The most important part of renting is figuring out your demographic and what are the advantages and disadvantages to them. If you’re new to investing, you’re probably looking under $400,000. Since you’re looking for a combination of monthly cash flow and long term appreciation, you’re probably trying to stay in the strongest long-term value areas. For San Diego County that would be the coastal neighborhoods: Carlsbad, Encinitas, Solana Beach, Del Mar, Carmel Valley, etc. The challenge is that in these places it’s unlikely you will find a detached single family home under $400,000. Therefore, your demographic renter needs to be someone that feels comfortable in a twinhome, townhome, or condo. Generally that means you renters are:
- Young Professionals
- Small or Growing Families
Each of these demographics have there own positives and negatives and it’s important to get to know them before signing the lease.
1. Military: the biggest advantage in my opinion is that they tend to be very reliable. The money that is being paid out for rent is specifically given to them from the government as their housing allowance. Therefore, they will always have rent money. Also, it’s easy to handle problems if things aren’t working. A simple call to a CO (Commanding Officer) explaining the issue and seeking his or her help will usually solve the problem. The downsides are that at a moment’s notice they may be deployed and legally they are allowed to exit the lease agreement without penalty (rightfully so since they work so hard for us). The only other disadvantage is that you may have to deal with a younger demographic that may not be as responsible as others (I had a young military man tenant pee all over his own couch when he got drunk recently — not sure this is the ideal tenant).
2. Young Professionals: the advantages is that they often don’t require much space and may even room with one or two friends. I know other landlords have had difficulty with this demographic because the job market is still tough and even though many young professionals are highly educated, their resumes are still mostly blank and they’re the first to get laid off in cut backs. Plus, usually once they enter into a serious relationship the prospect of living in a small space or with friends isn’t as desirable. Furthermore, if renting to an unmarried couple who is living together (particularly for the first time), there can be real challenges in the relationship and if someone leaves it can often leave the remaining party unable to cover rent.
3. Small or Growing Families: in my opinion, usually the best tenant to have. Usually moderately established and in an age range that is generally focused on family well-being more than individual satisfaction. This usually makes for a quality tenant and one that may be around long-term. They are often focused on school districts and proximity to parks, etc.
4. Students: the nice thing about students is that you know that they will always need a place and usually won’t have a problem with them not being able to pay (since most students either have loan money or their parent’s money since they aren’t working and going to school).

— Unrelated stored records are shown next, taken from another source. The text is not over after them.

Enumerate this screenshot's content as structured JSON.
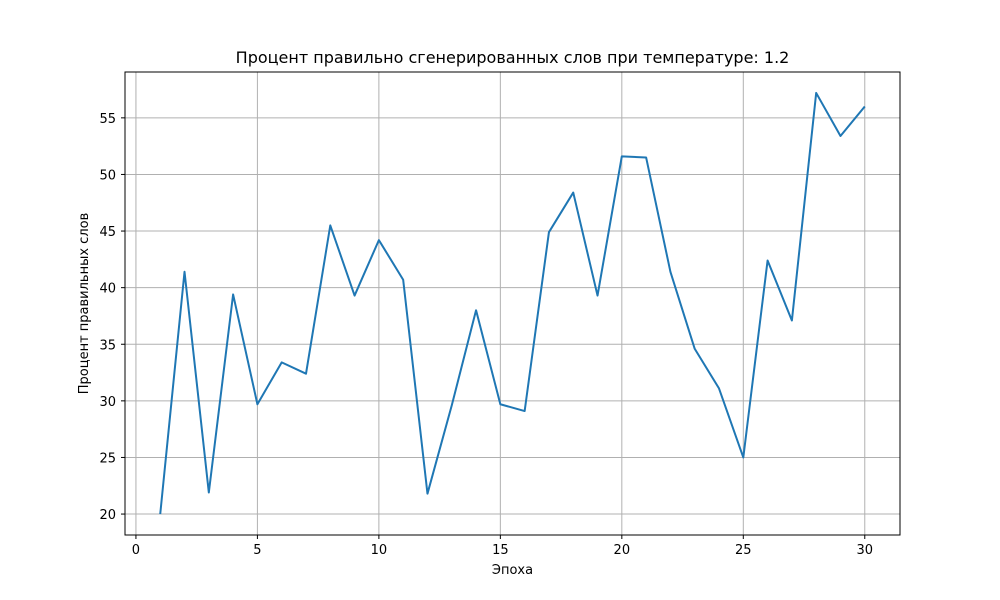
{
  "chart_data": {
    "type": "line",
    "title": "Процент правильно сгенерированных слов при температуре: 1.2",
    "xlabel": "Эпоха",
    "ylabel": "Процент правильных слов",
    "xlim": [
      -0.45,
      31.45
    ],
    "ylim": [
      18.15,
      59.05
    ],
    "xticks": [
      0,
      5,
      10,
      15,
      20,
      25,
      30
    ],
    "yticks": [
      20,
      25,
      30,
      35,
      40,
      45,
      50,
      55
    ],
    "grid": true,
    "series_color": "#1f77b4",
    "x": [
      1,
      2,
      3,
      4,
      5,
      6,
      7,
      8,
      9,
      10,
      11,
      12,
      13,
      14,
      15,
      16,
      17,
      18,
      19,
      20,
      21,
      22,
      23,
      24,
      25,
      26,
      27,
      28,
      29,
      30
    ],
    "series": [
      {
        "values": [
          20.0,
          41.4,
          21.9,
          39.4,
          29.7,
          33.4,
          32.4,
          45.5,
          39.3,
          44.2,
          40.7,
          21.8,
          29.6,
          38.0,
          29.7,
          29.1,
          44.9,
          48.4,
          39.3,
          51.6,
          51.5,
          41.4,
          34.6,
          31.1,
          25.0,
          42.4,
          37.1,
          57.2,
          53.4,
          56.0
        ]
      }
    ]
  }
}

The disadvantage is that students generally aren’t interested in renting the summer months (they want to rent September to May) and you often have to deal with multiple people to collect rent. When I was in college in the early 2000’s, my girlfriend at the time lived in a 2BR condo with 6 girls. They were respectful and good tenants, but being the landlord and potentially collecting 6 different checks makes for a headache (and a lot of estrogen in your condo). The only other issue you often find with student tenants is that they are living in their college years and drinking and parties are a part of the lifestyle. Certainly you can screen out the frat boys but you need to expect that there will be some wear-and-tear more than other tenants.